Hello! Please advise on the use of memory with the Loki - Ingester component.

I have the following setup: loki distributed v2.6.1 installed through the official helm chart in K8s.

The number of promtail clients is ~1000 hosts. Each of them generates a large load. About 5 million chunks (see screenshot below)


The number of loki_log_messages_total is 175 million per day.

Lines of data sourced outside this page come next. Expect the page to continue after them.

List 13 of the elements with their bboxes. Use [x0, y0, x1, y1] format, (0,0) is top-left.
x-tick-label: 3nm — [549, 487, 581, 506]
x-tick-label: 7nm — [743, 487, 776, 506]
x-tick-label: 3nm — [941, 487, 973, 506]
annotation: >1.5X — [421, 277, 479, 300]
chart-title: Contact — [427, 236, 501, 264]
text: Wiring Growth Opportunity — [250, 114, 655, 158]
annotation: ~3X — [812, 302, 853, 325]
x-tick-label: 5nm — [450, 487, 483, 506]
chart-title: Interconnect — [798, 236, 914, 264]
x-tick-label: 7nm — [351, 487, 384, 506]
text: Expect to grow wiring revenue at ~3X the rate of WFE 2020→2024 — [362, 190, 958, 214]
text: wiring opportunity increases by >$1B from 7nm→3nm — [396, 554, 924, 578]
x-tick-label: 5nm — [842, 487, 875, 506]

My problem is that the ingester uses about 100GB of RAM per day. I want to understand if this is normal behavior or can I somehow reduce memory usage through config? Tried to adjust various parameters myself, in particular chunk_idle_period and max_chunk_age. But no matter what values I was setting, the consumption is still at the level of 100 GB.

Here is my config:

Config
auth_enabled: false
chunk_store_config:
  max_look_back_period: 0s
compactor:
  retention_enabled: true
  shared_store: s3
  working_directory: /var/loki/compactor
distributor:
  ring:
    kvstore:
      store: memberlist
frontend:
  compress_responses: true
  log_queries_longer_than: 5s
  tail_proxy_url: http://loki-distributed-querier:3100
frontend_worker:
  frontend_address: loki-distributed-query-frontend:9095
  grpc_client_config:
    max_recv_msg_size: 167772160
    max_send_msg_size: 167772160
ingester:
  autoforget_unhealthy: true
  chunk_block_size: 262144
  chunk_encoding: snappy
  chunk_idle_period: 5m
  chunk_retain_period: 30s
  lifecycler:
    ring:
      kvstore:
        store: memberlist
      replication_factor: 1
  max_chunk_age: 15m
  max_transfer_retries: 0
  wal:
    enabled: false
ingester_client:
  grpc_client_config:
    max_recv_msg_size: 167772160
    max_send_msg_size: 167772160
limits_config:
  cardinality_limit: 500000
  enforce_metric_name: false
  ingestion_burst_size_mb: 300
  ingestion_rate_mb: 150
  max_cache_freshness_per_query: 10m
  max_entries_limit_per_query: 1000000
  max_global_streams_per_user: 5000000
  max_label_name_length: 1024
  max_label_names_per_series: 300
  max_label_value_length: 8096
  max_query_series: 250000
  per_stream_rate_limit: 150M
  per_stream_rate_limit_burst: 300M
  reject_old_samples: true
  reject_old_samples_max_age: 168h
  retention_period: 72h
  split_queries_by_interval: 30m
memberlist:
  join_members:
  - loki-distributed-memberlist
querier:
  engine:
    timeout: 5m
  query_timeout: 5m
query_range:
  align_queries_with_step: true
  cache_results: true
  max_retries: 5
  results_cache:
    cache:
      enable_fifocache: true
      fifocache:
        max_size_items: 1024
        ttl: 24h
query_scheduler:
  grpc_client_config:
    max_recv_msg_size: 167772160
    max_send_msg_size: 167772160
runtime_config:
  file: /var/loki-distributed-runtime/runtime.yaml
schema_config:
  configs:
  - from: "2022-09-07"
    index:
      period: 24h
      prefix: loki_index_
    object_store: aws
    schema: v12
    store: boltdb-shipper
server:
  grpc_server_max_recv_msg_size: 167772160
  grpc_server_max_send_msg_size: 167772160
  http_listen_port: 3100
  http_server_idle_timeout: 300s
  http_server_read_timeout: 300s
  http_server_write_timeout: 300s
storage_config:
  aws:
    s3: https:/....
    s3forcepathstyle: true
  boltdb_shipper:
    active_index_directory: /var/loki/boltdb_shipper/index
    cache_location: /var/loki/boltdb_shipper/cache
    shared_store: s3
  index_cache_validity: 5m
table_manager:
  retention_deletes_enabled: false
  retention_period: 0s

In documentation I have not found any examples or information for heavy loads, so I decided to ask the community. I will be very grateful for help.

1 Like

Hi,
Can somebody please respond to this. We are seeing similar issue where ingester pods are using lots of RAM. Scaling out the ingester pod doesn’t seem to help as well. Although not as much as what @luxit mentioned, but we also have large amounts of logs being ingested into loki.

Any tuning recommendation for loki to scale for large production cluster … Thanks

This topic was automatically closed 365 days after the last reply. New replies are no longer allowed.